MarkdownIndexer: vendorable C# markdown-to-tree parser inspired by PageIndex

A quick note about a tool I built this week: MarkdownIndexer — a C# markdown indexing library that you vendor by copying two .cs files into your project. Zero NuGet dependencies (in the vendored files), pure BCL.

The idea

PageIndex popularized vectorless RAG — instead of chunking documents and searching via embeddings, you build a hierarchical tree (like a table of contents with summaries) and let an LLM reason its way to the right section. It achieved 98.7% on FinanceBench vs ~30-50% for vector RAG on complex documents.

PageIndex is Python. I ported the markdown path to C#.

How it works

.md file → extract headers → slice text per section → build tree → assign IDs → JSON
                                       │
                                  [optional: thin small subtrees]
                                  [optional: LLM summarizes each node]

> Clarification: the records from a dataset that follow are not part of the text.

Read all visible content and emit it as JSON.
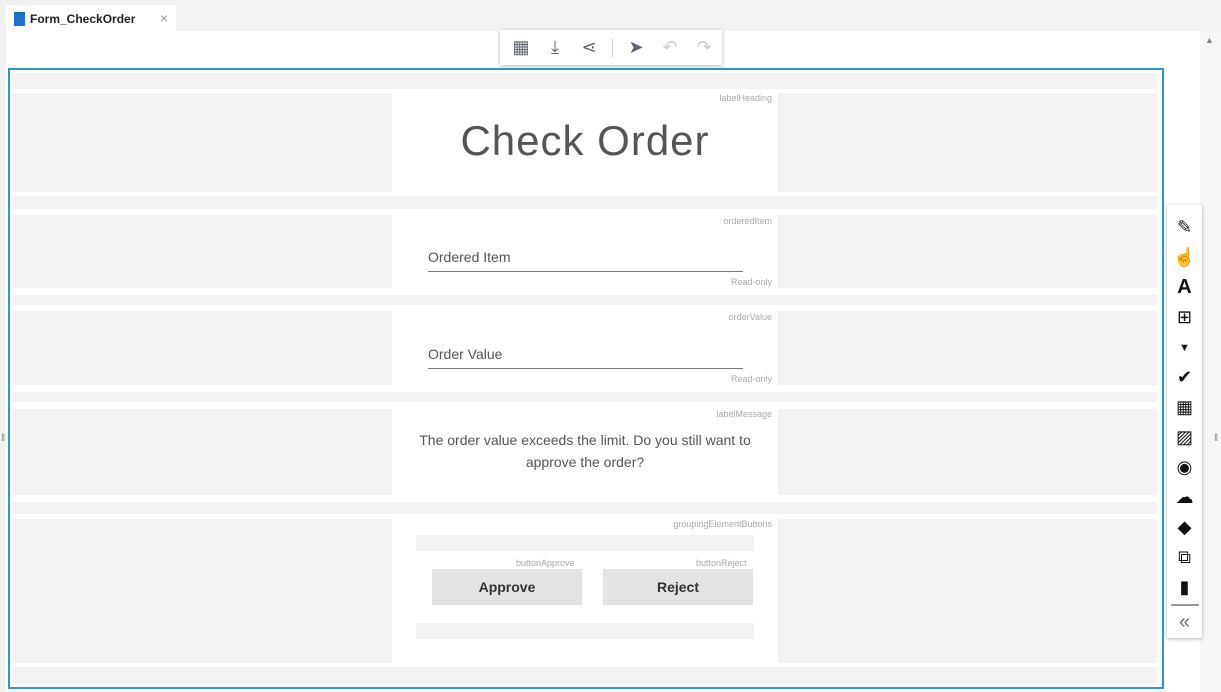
{
  "tab": {
    "title": "Form_CheckOrder",
    "close": "×"
  },
  "form": {
    "heading": {
      "tag": "labelHeading",
      "text": "Check Order"
    },
    "orderedItem": {
      "tag": "orderedItem",
      "label": "Ordered Item",
      "status": "Read-only"
    },
    "orderValue": {
      "tag": "orderValue",
      "label": "Order Value",
      "status": "Read-only"
    },
    "message": {
      "tag": "labelMessage",
      "text": "The order value exceeds the limit. Do you still want to approve the order?"
    },
    "buttons": {
      "tag": "groupingElementButtons",
      "approve_tag": "buttonApprove",
      "approve": "Approve",
      "reject_tag": "buttonReject",
      "reject": "Reject"
    }
  },
  "accent": "#2e95d3"
}
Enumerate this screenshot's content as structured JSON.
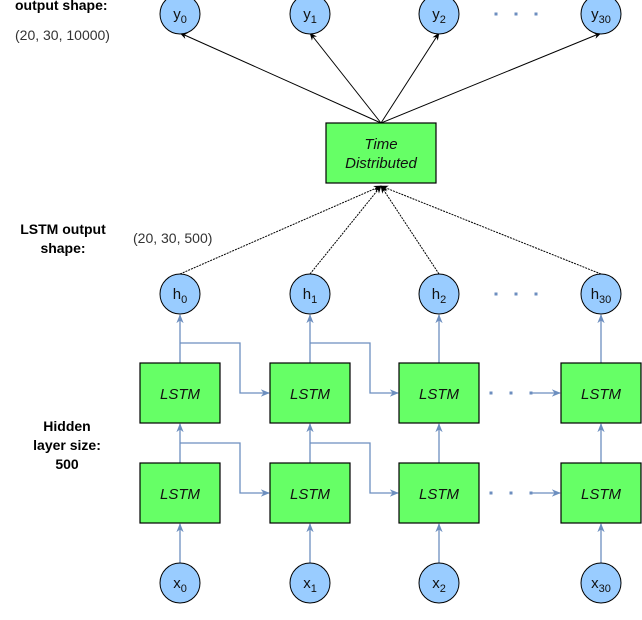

Output is a structured tree where every node has a title, node_id, and either summary (leaf) or prefix_summary (branch signpost). The downstream LLM reads the compact tree (no text — just summaries), selects relevant node_ids, fetches only those sections, and generates the answer.

What’s interesting

The two vendored files accept all external concerns as Func<> delegates — token counting, LLM calls — so the caller uses whatever libraries they already have. The files themselves are pure algorithm.

If you work with .NET and deal with long structured documents (docs, wikis, specs), take a look: github.com/ypyl/MarkdownIndexer.